I think it’s pretty important. It’s one thing to align with the open source ideal in general terms, and quite another to say how you’re going to do it and specifying which parts you won’t share. Mapbox’s strategy is to free the vast majority of of work, including algorithmic magic where ‘value’ is perceived, but to keep products and servers closed when they’re heavily specialized for our usage or would enable competitors. So the focus is on open sourcing modules. Modules are the liquid assets of open source - easy for one group or another to adopt and swap in, and of real use across industries.
There are other models that are well-documented. MySQL does dual-licensing, which is Steve Coast’s bet. Boundless Geo (previously OpenGeo) does services, support, certifications. This strategy works for installable software in an high-end enterprise setting where you have a large staff that’s customer-facing - handling support is a full time job.

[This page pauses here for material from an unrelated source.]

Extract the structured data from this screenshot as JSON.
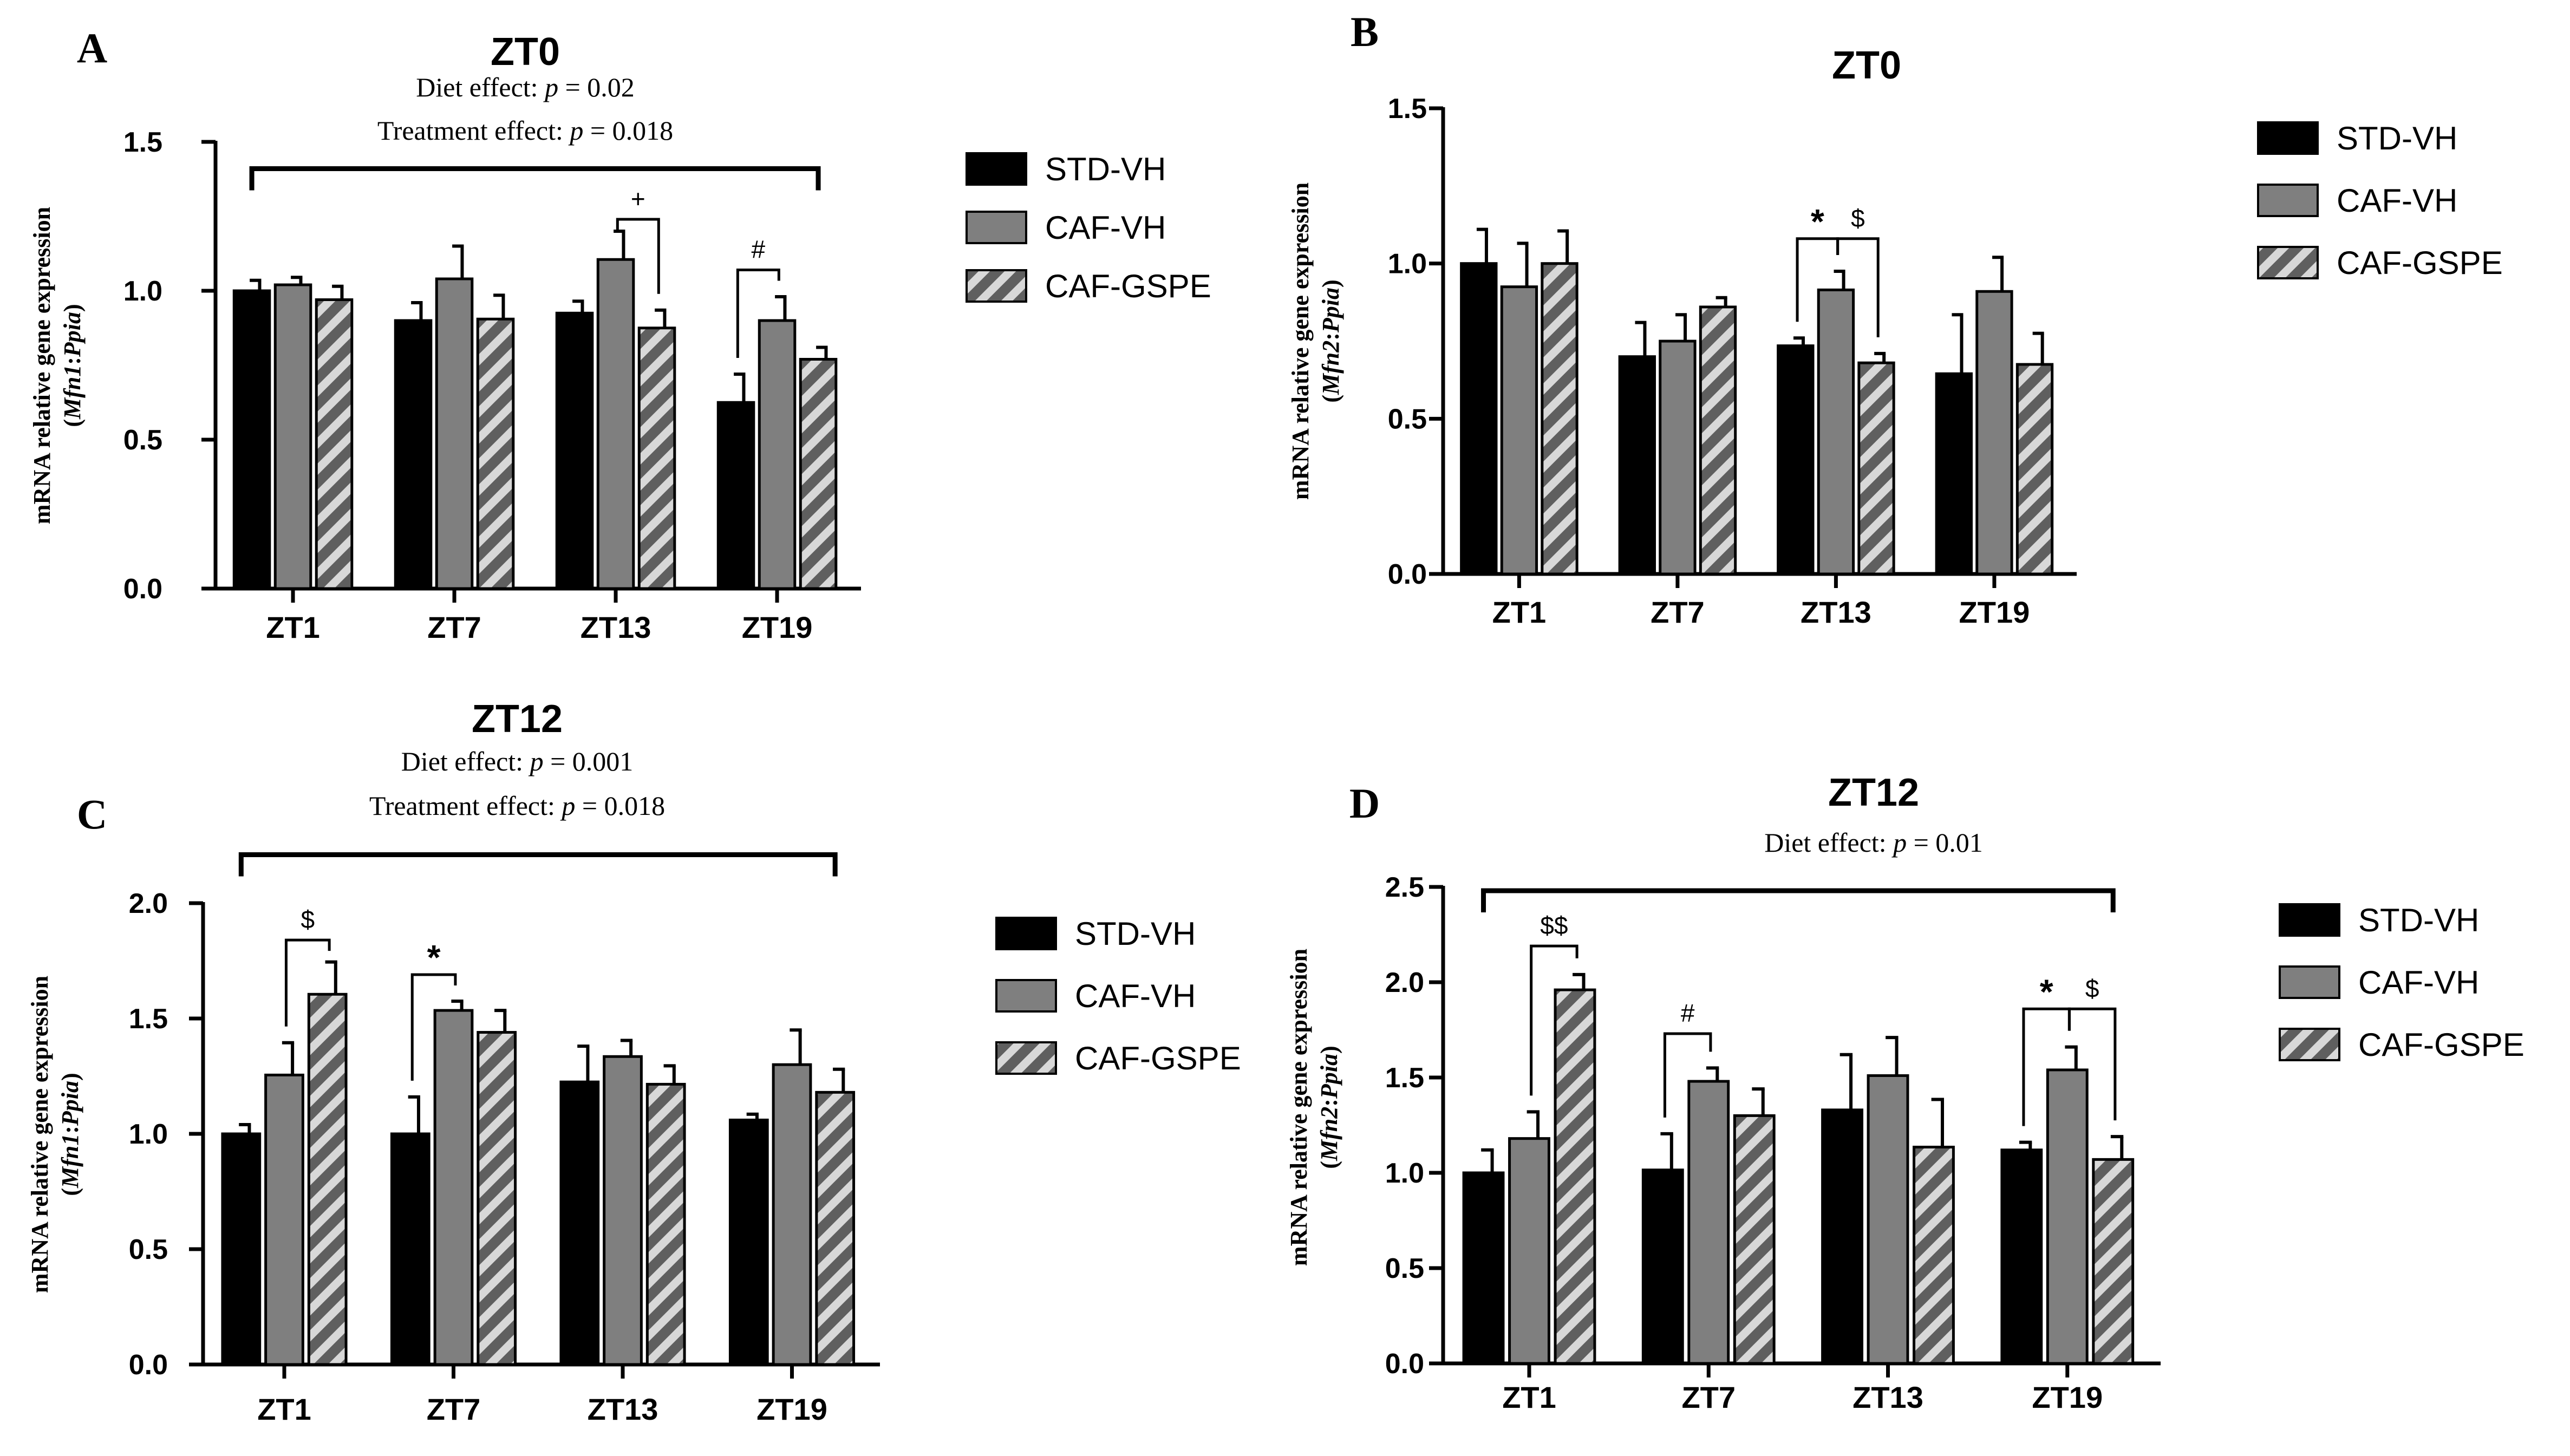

Major companies have released big contributions to the ‘open source community’ - like Facebook’s React, Google’s Angular, and Microsoft TypeScript. But these aren’t their products: the code for Facebook.com, Google Search, and Windows isn’t open. Given the advent of ‘cloud’ applications, there’s much less of expectation that products & servers are released, and the industry-wide movement from GPL-style licenses to BSD-style licenses makes it simple and legal.
There are other paths. TileMill was supported by a Knight Foundation grant. There are other organizations, like Mozilla and Open Whisper Systems that are funded by continuing donations and odd business deals. 18f is funded by taxes.
At Mapbox, the stuff we open source is all of the parts of our core product, except, sometimes, the product itself. I think this lines up with Mikeal’s theory on how open source should be done. It separates things that require customer support and servers and that are aimed squarely at a single usecase and environment from those that are generally usable. For our open source projects, it makes the relationship straightforward: we build parts to build the product, we invest time in community-things like documentation and packaging, and we can be straightforward about the problems they’re solving and whether contributions will be accepted.